Running this code I will end up with a chart that represents the number of open issues across a library of Word documents. Clicking Update Chart will ensure the chart reflects the data contained within the library.

image

I am excited about this solution because it shows how you can extend the reach of our services to accomplish other types of solutions. In this case, having Excel reflect data contained within Word documents.

Zeyad Rajabi

Comments

  • Anonymous
    December 05, 2009
    Hi, I'm using the open xml format as the base data for a program I'm writing, most of the content I work with is best edited in word, but other parts can't be manipulated in word at all.
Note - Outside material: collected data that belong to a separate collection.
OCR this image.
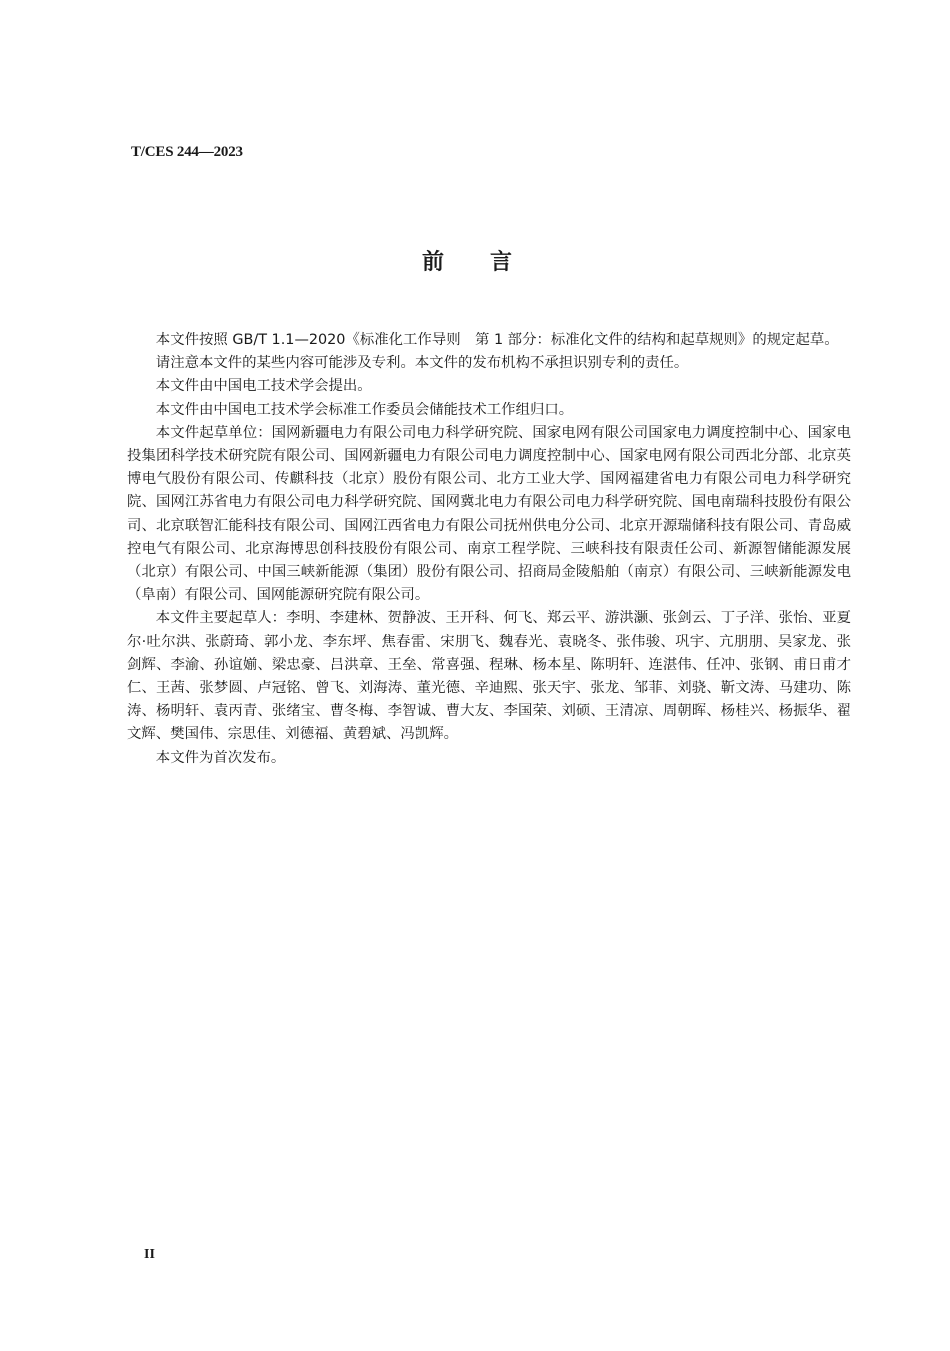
T/CES 244—2023
前言

本文件按照 GB/T 1.1—2020《标准化工作导则　第 1 部分：标准化文件的结构和起草规则》的规定起草。

请注意本文件的某些内容可能涉及专利。本文件的发布机构不承担识别专利的责任。

本文件由中国电工技术学会提出。

本文件由中国电工技术学会标准工作委员会储能技术工作组归口。

本文件起草单位：国网新疆电力有限公司电力科学研究院、国家电网有限公司国家电力调度控制中心、国家电投集团科学技术研究院有限公司、国网新疆电力有限公司电力调度控制中心、国家电网有限公司西北分部、北京英博电气股份有限公司、传麒科技（北京）股份有限公司、北方工业大学、国网福建省电力有限公司电力科学研究院、国网江苏省电力有限公司电力科学研究院、国网冀北电力有限公司电力科学研究院、国电南瑞科技股份有限公司、北京联智汇能科技有限公司、国网江西省电力有限公司抚州供电分公司、北京开源瑞储科技有限公司、青岛威控电气有限公司、北京海博思创科技股份有限公司、南京工程学院、三峡科技有限责任公司、新源智储能源发展（北京）有限公司、中国三峡新能源（集团）股份有限公司、招商局金陵船舶（南京）有限公司、三峡新能源发电（阜南）有限公司、国网能源研究院有限公司。

本文件主要起草人：李明、李建林、贺静波、王开科、何飞、郑云平、游洪灏、张剑云、丁子洋、张怡、亚夏尔·吐尔洪、张蔚琦、郭小龙、李东坪、焦春雷、宋朋飞、魏春光、袁晓冬、张伟骏、巩宇、亢朋朋、吴家龙、张剑辉、李渝、孙谊媊、梁忠豪、吕洪章、王垒、常喜强、程琳、杨本星、陈明轩、连湛伟、任冲、张钢、甫日甫才仁、王茜、张梦圆、卢冠铭、曾飞、刘海涛、董光德、辛迪熙、张天宇、张龙、邹菲、刘骁、靳文涛、马建功、陈涛、杨明轩、袁丙青、张绪宝、曹冬梅、李智诚、曹大友、李国荣、刘硕、王清凉、周朝晖、杨桂兴、杨振华、翟文辉、樊国伟、宗思佳、刘德福、黄碧斌、冯凯辉。

本文件为首次发布。

II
So, my problem is I need to let the user have the document open both in my application, so he can manipulate the custom data, and in word, so he can manipulate the ordinary data. Is this possible? What I'm having to do at the moment is use a modified text editor to edit the word parts in my program, the user can still edit text in word, but he has to close my program first, which is annoying, to say nothing of the fact that the text editor has a habit of breaking the document format. So my question is, do you know of a good way for me to manipulate the document in my program (which could be a word addin, but isn't at the moment) while the document is open in word?

  • Anonymous
    December 05, 2009
    Interesting scenario Joshua. Take a look at the video in the following post: http://blogs.msdn.com/brian_jones/archive/2009/11/23/open-xml-sdk-word-automation-services-presentation-at-pdc.aspx. Check out the last demo, where I showed people how to manipulate Word documents while a user has the Word document open at the same time.

  • Anonymous
    December 07, 2009
    Thanks, I'll watch the demo when I've got a little time (and a better internet connection) but I had another question, does that use Office.Interop, or DocumentFormat.OpenXml? I was finding OpenXml to be really easy to work with, but Office.Interop has been a little trickier.

  • Anonymous
    December 08, 2009
    Joshua - The solutions that I talk about in this blog all use the Open XML SDK. In other words, there is no automation used within the client.